Il s’approcha, enveloppa d’abord sa fille d’une étreinte, puis serra Katia contre lui. À cet instant, Katia éclata en sanglots. Inquiet, il demanda :
— Je t’ai fait mal ?
Elle secoua la tête, tandis que Michèle le regardait sévèrement :
— Papa, ne la serre plus si fort !
Valentin fit immédiatement attention. Katia, essuyant ses larmes, murmura :
— Ça fait si longtemps que personne ne m’a prise dans ses bras…
Une semaine plus tard, Valentin raccompagnait Michèle à la maison. Durant tout ce temps, Katia était restée à ses côtés. Michèle avait repris des forces, gambadait joyeusement dans les couloirs et n’arrêtait pas de parler. Les médecins, stupéfaits par cette “guérison miraculeuse”, enchaînaient les examens, tandis que Valentin examinait le dossier de Katia.
La maman de Katia avait disparu quand la petite n’avait que deux ans, et tous la croyaient décédée. Elle avait alors vécu chez sa grand-mère, décédée six mois plus tôt. Placée à l’orphelinat, elle avait subi les mauvais traitements d’une nourrice et s’en était échappée.
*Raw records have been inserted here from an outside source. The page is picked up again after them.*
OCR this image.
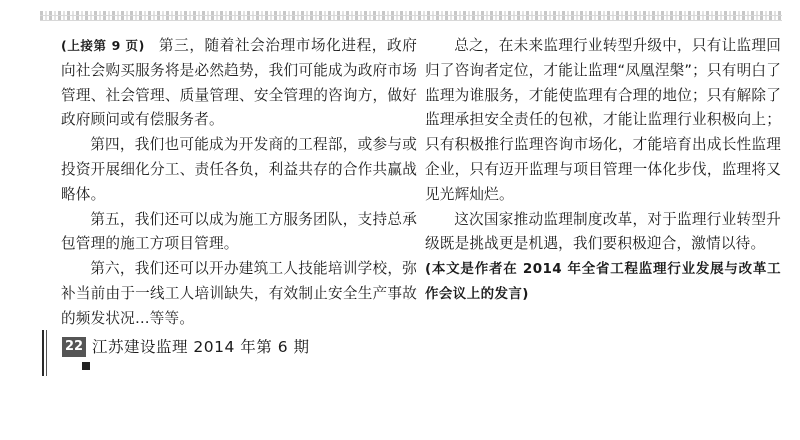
(上接第 9 页) 第三，随着社会治理市场化进程，政府向社会购买服务将是必然趋势，我们可能成为政府市场管理、社会管理、质量管理、安全管理的咨询方，做好政府顾问或有偿服务者。

第四，我们也可能成为开发商的工程部，或参与或投资开展细化分工、责任各负，利益共存的合作共赢战略体。

第五，我们还可以成为施工方服务团队，支持总承包管理的施工方项目管理。

第六，我们还可以开办建筑工人技能培训学校，弥补当前由于一线工人培训缺失，有效制止安全生产事故的频发状况…等等。

总之，在未来监理行业转型升级中，只有让监理回归了咨询者定位，才能让监理“凤凰涅槃”；只有明白了监理为谁服务，才能使监理有合理的地位；只有解除了监理承担安全责任的包袱，才能让监理行业积极向上；只有积极推行监理咨询市场化，才能培育出成长性监理企业，只有迈开监理与项目管理一体化步伐，监理将又见光辉灿烂。

这次国家推动监理制度改革，对于监理行业转型升级既是挑战更是机遇，我们要积极迎合，激情以待。

(本文是作者在 2014 年全省工程监理行业发展与改革工作会议上的发言)

22 江苏建设监理 2014 年第 6 期
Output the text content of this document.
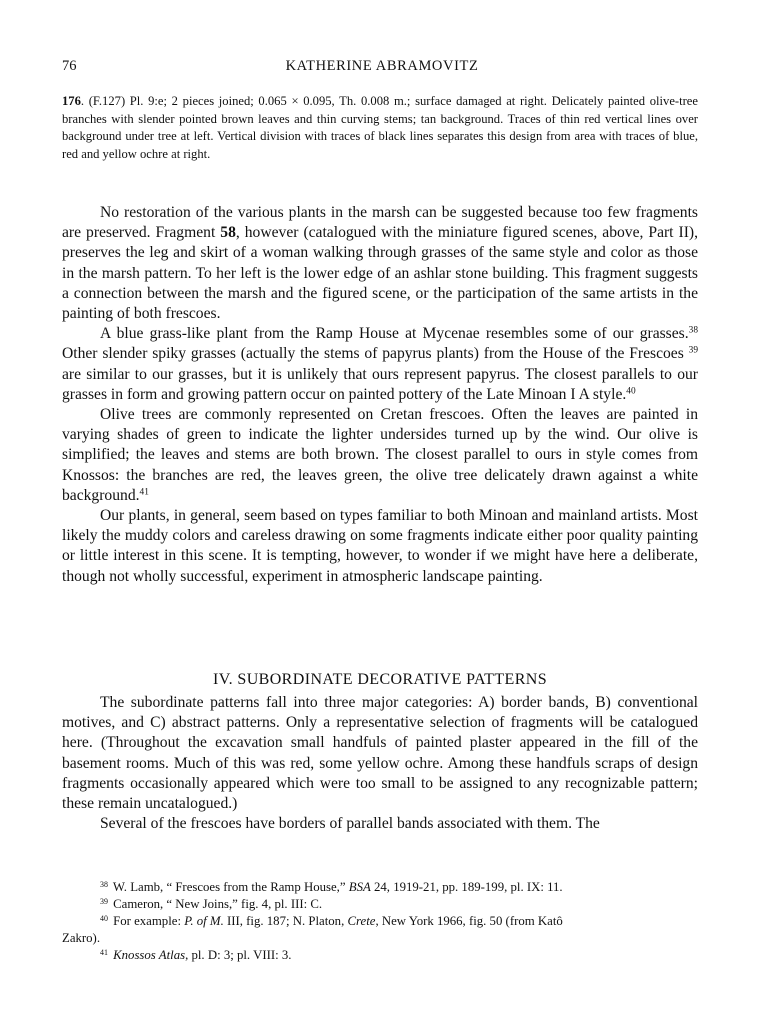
76	KATHERINE ABRAMOVITZ
176. (F.127) Pl. 9:e; 2 pieces joined; 0.065 × 0.095, Th. 0.008 m.; surface damaged at right. Delicately painted olive-tree branches with slender pointed brown leaves and thin curving stems; tan background. Traces of thin red vertical lines over background under tree at left. Vertical division with traces of black lines separates this design from area with traces of blue, red and yellow ochre at right.

No restoration of the various plants in the marsh can be suggested because too few fragments are preserved. Fragment 58, however (catalogued with the miniature figured scenes, above, Part II), preserves the leg and skirt of a woman walking through grasses of the same style and color as those in the marsh pattern. To her left is the lower edge of an ashlar stone building. This fragment suggests a connection between the marsh and the figured scene, or the participation of the same artists in the painting of both frescoes.

A blue grass-like plant from the Ramp House at Mycenae resembles some of our grasses.$^{38}$ Other slender spiky grasses (actually the stems of papyrus plants) from the House of the Frescoes $^{39}$ are similar to our grasses, but it is unlikely that ours represent papyrus. The closest parallels to our grasses in form and growing pattern occur on painted pottery of the Late Minoan I A style.$^{40}$

Olive trees are commonly represented on Cretan frescoes. Often the leaves are painted in varying shades of green to indicate the lighter undersides turned up by the wind. Our olive is simplified; the leaves and stems are both brown. The closest parallel to ours in style comes from Knossos: the branches are red, the leaves green, the olive tree delicately drawn against a white background.$^{41}$

Our plants, in general, seem based on types familiar to both Minoan and mainland artists. Most likely the muddy colors and careless drawing on some fragments indicate either poor quality painting or little interest in this scene. It is tempting, however, to wonder if we might have here a deliberate, though not wholly successful, experiment in atmospheric landscape painting.

IV. SUBORDINATE DECORATIVE PATTERNS

The subordinate patterns fall into three major categories: A) border bands, B) conventional motives, and C) abstract patterns. Only a representative selection of fragments will be catalogued here. (Throughout the excavation small handfuls of painted plaster appeared in the fill of the basement rooms. Much of this was red, some yellow ochre. Among these handfuls scraps of design fragments occasionally appeared which were too small to be assigned to any recognizable pattern; these remain uncatalogued.)

Several of the frescoes have borders of parallel bands associated with them. The

$^{38}$ W. Lamb, “ Frescoes from the Ramp House,” BSA 24, 1919-21, pp. 189-199, pl. IX: 11.
$^{39}$ Cameron, “ New Joins,” fig. 4, pl. III: C.
$^{40}$ For example: P. of M. III, fig. 187; N. Platon, Crete, New York 1966, fig. 50 (from Katô
Zakro).
$^{41}$ Knossos Atlas, pl. D: 3; pl. VIII: 3.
Tel était son histoire.
Lorsque Valentin revint chercher Michèle, Katia avait déjà rassemblé ses rares affaires. Elle se leva, serra Michèle contre elle, puis se tourna vers Valentin, hésitante :
— Merci… Je dois y aller…
— Où comptes-tu aller ? demanda-t-il.
Leurs regards se croisèrent.
— À l’orphelinat… Il fait froid dehors.
Valentin réfléchit à voix haute :
— Alors cette chambre VIP n’était pas pour rien… Tu ne voudrais pas devenir la grande sœur de Michèle ?
Michèle poussa un cri de joie et se jeta au cou de leur père. Katia, émue, fit de même. À leur sortie de l’hôpital, les infirmières les saluèrent en larmes, mais Valentin ne voyait que le regard complice d’Alla. Six mois plus tard, il ne concevait plus sa vie sans Katia… tout comme ces deux sœurs de cœur, inséparables.